П    Aden Arabie :” Une saison en enfer ”
2.1: La véritable visée d’Aden Arabie:
2.1.1.   La portée pamphlétaire d’Aden Arabie  
Aden Arabie est un pamphlet politique, et en tant que tel, le texte relève de la propagande et du procès d’intention. Nizan, devenu militant communiste en 1928, veut régler des comptes avec tout le monde. Les attaques sont d’abord dirigées contre son ancien milieu, son Ecole et tous les philosophes qui, “rangés autour de Léon Brunschvicg, se tenaient prêts à relever au-dessus de son cadavre le drapeau mercenaire de l’idéalisme critique”. A la rue d’Ulm comme à la Sorbonne, Nizan ne rencontre que “des bouffons” et des complices de la bourgeoisie, des “chiens de grande” contre qui il écrit un autre pamphlet en 1931. Nizan se déchaine aussi contre les capitalistes qu’il déchire à belles dents.
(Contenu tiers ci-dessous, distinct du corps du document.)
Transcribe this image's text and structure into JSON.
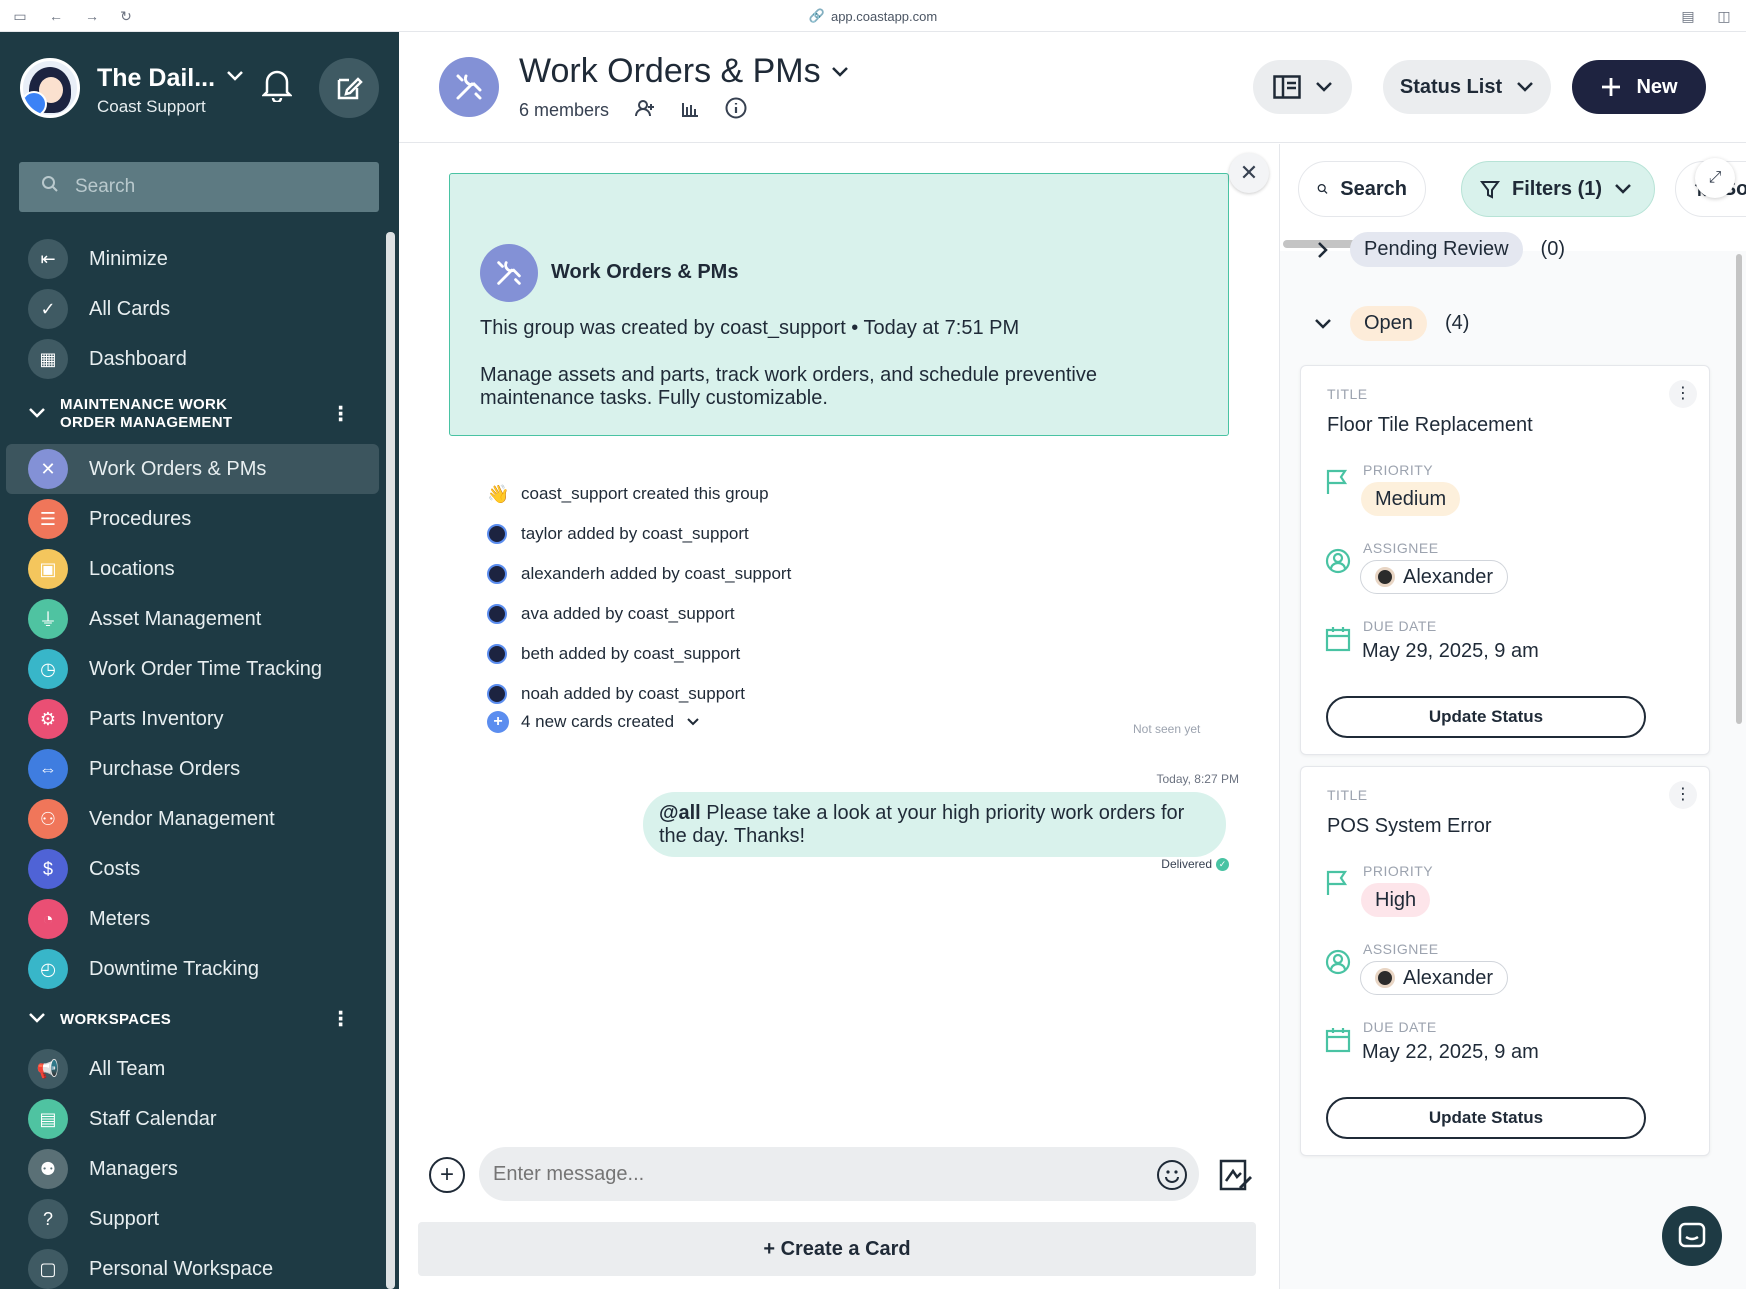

Il présente son patron à Aden, M. Besse, l'”homo economicas”, qui a failli le perdre, comme “un appareil qui parle et avance, aussi peu humain que les lampes qui s’allument, que les moteurs qui tournent quand leur contant passe”.(22) Et suivant le goût du jour, Nizan qui maîtrise à merveille sa rhétorique classique, cultive l’ironie, la violence verbale et le sarcasme. Ne se contentant pas de trouver en dérision les philosophes et “l’homo economicas”, il n’hésite pas de stigmatiser le Christ, “Ce magique sorcier”.
Ce ton haineux et virulent est en partie dicté à Nizan par le besoin qu’il éprouve d’effacer son passé de petit bourgeois et de fasciste,(23) qui pouvait le rendre suspect aux yeux des communistes. En outre, par la portée propagandiste d’Aden Arabie, Nizan, qui a acquis à l’Ecole Normale Supérieure une culture politique éclectique, cherche à persuader ses amis au P.C. de son dévouement, et à leur donner des preuves tangibles de sa sincérité d’autant plus que le Parti traverse pendant les années 1928-1931 une période ouvriériste marquée par une campagne d’anti-intellectualisme.
On peut également signaler que le ton zélé et violent du texte était, à l’époque, très répandu, et Nizan ne fait que suivre quelques grands exemples de pamphlets qui ont fait beaucoup de bruit. Maurice Arpin conclut même qu’Aden Arabie n’a pas été un succès lors de sa première parution en 1931 parce qu’il s’inscrit trop dans plusieurs modes littéraires du moment et ne réussit pas à se distinguer de la masse de cris  lancés contre les méfaits de la société capitaliste au début des année trente.(24) Dans un tel contexte, Nizan n’est qu’un parmi d’autre à avoir épousé les idées de la révolution.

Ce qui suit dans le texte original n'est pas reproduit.